There are critics galore who dispute this legal interpretation. Judges often use principles of construction as a shortcut for sorting out ambiguities in legal texts. But the rules only work when they’re grounded in how people actually write, they claim. This isn’t grammar; it’s an arbitrary principle, they allege. The English-law principle that punctuation don’t matter in statutes, or perhaps even in constitutions should be resurrected, they hope.

And the list goes on and on. “A well-regulated Militia, being necessary to the security of a free State, the right of the people to keep and bear Arms, shall not be infringed”. The D.C. Circuit struck down the District’s gun-ban law, based on the placement of the second comma.

When Alabama reprinted its state code several years ago, an editor added a serial comma to the state’s definition of “gasoline”. This seemingly innocent gesture sparked yet another million-dollar dispute. This was the definition of gasoline- “Gasoline, naphtha, and other liquid motor fuels or any device or substitute therefor commonly used in internal combustion engines…”

The dispute wound up at the Alabama Supreme Court which interpreted it by stating that the section defined “gasoline” in three parts: “[1] gasoline, [2] naphtha and [3] other liquid motor fuels or any device or substitute therefore commonly used in internal combustion engines”.

Coming back to India. The national SC/ST Commission was set up in 1954 which studied and reported that the Meenas of Rajasthan were a rich land-owning community mainly inhabiting the western districts of the state.
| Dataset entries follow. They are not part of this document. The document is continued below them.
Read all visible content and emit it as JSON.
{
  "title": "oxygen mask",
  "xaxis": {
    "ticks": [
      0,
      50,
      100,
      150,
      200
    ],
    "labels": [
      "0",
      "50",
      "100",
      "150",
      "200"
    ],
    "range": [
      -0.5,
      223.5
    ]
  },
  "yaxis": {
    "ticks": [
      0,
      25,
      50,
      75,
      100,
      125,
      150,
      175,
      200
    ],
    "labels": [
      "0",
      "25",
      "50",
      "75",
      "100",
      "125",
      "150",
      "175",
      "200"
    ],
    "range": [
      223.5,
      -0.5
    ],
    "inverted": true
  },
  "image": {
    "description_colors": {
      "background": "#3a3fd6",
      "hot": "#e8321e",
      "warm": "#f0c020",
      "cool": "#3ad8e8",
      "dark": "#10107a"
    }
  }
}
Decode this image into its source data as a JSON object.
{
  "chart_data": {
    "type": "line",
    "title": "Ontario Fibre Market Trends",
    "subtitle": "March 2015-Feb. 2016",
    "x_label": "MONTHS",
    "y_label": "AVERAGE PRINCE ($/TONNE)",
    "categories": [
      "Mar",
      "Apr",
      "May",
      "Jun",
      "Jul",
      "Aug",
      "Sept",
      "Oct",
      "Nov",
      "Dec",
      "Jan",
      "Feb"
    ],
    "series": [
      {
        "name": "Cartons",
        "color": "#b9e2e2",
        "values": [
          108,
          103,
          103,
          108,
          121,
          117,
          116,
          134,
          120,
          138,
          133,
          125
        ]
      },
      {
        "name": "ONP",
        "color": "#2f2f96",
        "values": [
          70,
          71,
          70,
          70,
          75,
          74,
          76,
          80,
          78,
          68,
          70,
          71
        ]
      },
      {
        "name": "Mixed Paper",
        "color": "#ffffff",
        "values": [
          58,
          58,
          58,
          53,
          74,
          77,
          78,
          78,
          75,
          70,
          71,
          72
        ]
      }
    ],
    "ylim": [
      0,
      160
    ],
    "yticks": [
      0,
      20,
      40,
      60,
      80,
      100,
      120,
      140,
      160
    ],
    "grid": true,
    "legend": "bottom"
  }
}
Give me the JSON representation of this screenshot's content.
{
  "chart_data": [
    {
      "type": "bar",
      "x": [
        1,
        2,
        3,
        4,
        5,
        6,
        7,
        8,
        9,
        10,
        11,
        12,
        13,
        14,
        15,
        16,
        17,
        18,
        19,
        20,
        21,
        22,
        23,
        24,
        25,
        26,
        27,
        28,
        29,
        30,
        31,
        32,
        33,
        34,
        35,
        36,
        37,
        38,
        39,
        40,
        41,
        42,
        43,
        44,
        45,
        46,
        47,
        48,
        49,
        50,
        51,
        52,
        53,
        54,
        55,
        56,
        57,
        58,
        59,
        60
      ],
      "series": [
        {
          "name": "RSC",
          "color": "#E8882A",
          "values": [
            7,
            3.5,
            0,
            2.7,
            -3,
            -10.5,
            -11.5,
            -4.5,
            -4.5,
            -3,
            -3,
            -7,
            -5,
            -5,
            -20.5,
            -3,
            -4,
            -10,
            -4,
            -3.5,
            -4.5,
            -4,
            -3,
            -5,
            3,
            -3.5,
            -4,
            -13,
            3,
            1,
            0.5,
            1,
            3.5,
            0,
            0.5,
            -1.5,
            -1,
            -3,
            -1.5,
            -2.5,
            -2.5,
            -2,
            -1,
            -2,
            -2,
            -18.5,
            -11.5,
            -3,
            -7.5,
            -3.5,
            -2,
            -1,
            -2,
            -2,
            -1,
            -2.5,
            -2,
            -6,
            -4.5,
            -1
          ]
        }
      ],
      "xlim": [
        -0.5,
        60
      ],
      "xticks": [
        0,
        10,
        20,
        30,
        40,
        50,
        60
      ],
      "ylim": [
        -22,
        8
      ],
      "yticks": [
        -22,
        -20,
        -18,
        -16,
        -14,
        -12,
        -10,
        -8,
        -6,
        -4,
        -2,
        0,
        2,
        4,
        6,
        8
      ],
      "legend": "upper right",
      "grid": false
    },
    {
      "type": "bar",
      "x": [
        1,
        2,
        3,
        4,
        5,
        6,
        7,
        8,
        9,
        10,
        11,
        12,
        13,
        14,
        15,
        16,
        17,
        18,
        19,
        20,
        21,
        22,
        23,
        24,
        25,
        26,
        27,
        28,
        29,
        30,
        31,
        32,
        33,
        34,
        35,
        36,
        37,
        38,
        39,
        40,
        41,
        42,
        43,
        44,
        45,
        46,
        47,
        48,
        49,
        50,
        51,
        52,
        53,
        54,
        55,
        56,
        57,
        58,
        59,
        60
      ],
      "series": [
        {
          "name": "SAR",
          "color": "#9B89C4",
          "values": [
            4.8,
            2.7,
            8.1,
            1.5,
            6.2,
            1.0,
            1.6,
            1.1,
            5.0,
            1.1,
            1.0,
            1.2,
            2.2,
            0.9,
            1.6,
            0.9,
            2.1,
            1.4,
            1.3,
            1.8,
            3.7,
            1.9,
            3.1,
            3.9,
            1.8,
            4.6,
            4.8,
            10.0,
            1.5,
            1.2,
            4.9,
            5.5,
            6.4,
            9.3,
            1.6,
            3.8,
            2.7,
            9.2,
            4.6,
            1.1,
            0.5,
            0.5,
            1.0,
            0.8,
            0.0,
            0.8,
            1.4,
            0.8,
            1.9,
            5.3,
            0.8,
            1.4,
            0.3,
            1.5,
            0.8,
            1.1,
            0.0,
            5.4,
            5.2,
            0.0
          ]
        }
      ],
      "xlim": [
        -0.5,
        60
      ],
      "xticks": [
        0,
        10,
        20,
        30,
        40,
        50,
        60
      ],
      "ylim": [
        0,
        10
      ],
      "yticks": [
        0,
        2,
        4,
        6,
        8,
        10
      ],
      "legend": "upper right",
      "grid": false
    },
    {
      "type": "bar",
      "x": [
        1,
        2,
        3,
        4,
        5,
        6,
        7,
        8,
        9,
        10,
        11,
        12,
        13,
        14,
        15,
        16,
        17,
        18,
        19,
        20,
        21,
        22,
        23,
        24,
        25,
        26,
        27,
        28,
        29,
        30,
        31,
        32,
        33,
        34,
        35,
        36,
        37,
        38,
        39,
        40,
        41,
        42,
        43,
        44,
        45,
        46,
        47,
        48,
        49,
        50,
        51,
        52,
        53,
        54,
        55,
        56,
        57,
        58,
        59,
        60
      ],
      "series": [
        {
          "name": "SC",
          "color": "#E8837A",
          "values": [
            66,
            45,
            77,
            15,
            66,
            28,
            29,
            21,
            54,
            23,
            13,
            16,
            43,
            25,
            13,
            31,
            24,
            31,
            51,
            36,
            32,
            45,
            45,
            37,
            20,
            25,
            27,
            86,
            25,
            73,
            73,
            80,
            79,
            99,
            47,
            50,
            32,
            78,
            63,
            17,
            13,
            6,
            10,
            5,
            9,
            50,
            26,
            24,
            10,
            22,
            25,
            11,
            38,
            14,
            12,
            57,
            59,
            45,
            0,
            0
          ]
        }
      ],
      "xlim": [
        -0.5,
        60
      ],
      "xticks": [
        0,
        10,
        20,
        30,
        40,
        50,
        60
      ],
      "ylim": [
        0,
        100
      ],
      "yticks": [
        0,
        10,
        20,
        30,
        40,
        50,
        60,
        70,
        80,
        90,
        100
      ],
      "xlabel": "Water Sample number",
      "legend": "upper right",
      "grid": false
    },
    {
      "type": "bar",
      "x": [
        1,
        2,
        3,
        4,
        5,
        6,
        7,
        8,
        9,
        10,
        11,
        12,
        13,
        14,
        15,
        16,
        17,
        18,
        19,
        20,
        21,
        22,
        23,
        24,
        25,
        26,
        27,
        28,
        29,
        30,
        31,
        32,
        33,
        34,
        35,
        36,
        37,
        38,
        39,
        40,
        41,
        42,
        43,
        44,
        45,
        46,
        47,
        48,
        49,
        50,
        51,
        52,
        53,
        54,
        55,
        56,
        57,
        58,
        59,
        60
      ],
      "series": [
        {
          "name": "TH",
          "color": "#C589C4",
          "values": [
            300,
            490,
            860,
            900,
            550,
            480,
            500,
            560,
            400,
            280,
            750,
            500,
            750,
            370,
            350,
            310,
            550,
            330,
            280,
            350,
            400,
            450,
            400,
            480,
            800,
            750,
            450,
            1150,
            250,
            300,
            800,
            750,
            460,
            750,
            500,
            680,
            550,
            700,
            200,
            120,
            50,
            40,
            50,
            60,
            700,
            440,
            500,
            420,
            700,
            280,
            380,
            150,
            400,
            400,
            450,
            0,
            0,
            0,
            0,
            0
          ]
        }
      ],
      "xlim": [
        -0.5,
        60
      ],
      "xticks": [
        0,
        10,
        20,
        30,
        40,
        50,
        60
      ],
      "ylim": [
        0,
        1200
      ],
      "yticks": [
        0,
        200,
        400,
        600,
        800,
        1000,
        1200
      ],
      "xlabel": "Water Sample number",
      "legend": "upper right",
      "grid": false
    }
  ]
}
The commission had recommended ST status to Bhil Meenas, a community dotting some south-eastern parts of Rajasthan and adjoining areas in Madhya Pradesh and Gujarat.

However, it is reported, that the printed version of the report somehow recommended granting ST status to Bhil, Meenas.

Note the comma between "Bhil, Meenas”. Yes, it is a comma that resulted in the Bhils as well as all the three Meenas being inducted into the ST list.

Article II of the US Constitution says, “No Person except a natural born Citizen, or a Citizen of the United States, at the time of the Adoption of this Constitution, shall be eligible to the Office of President…”

With a proper grammatical reading, that sentence would stipulate that anyone born after 1787, when the Constitution was adopted, could not be President. Most likely, that is an erroneous comma following “United States.” If that comma were taken out, it would grant an exception only to immigrants at that particular time at the founding of the country. If we were to indulge in mega-nerdiness, then every president born in the 1800s or after has been unconstitutional.

Never underestimate the comma. It is puny in size but packs a powerful punch much above its weight!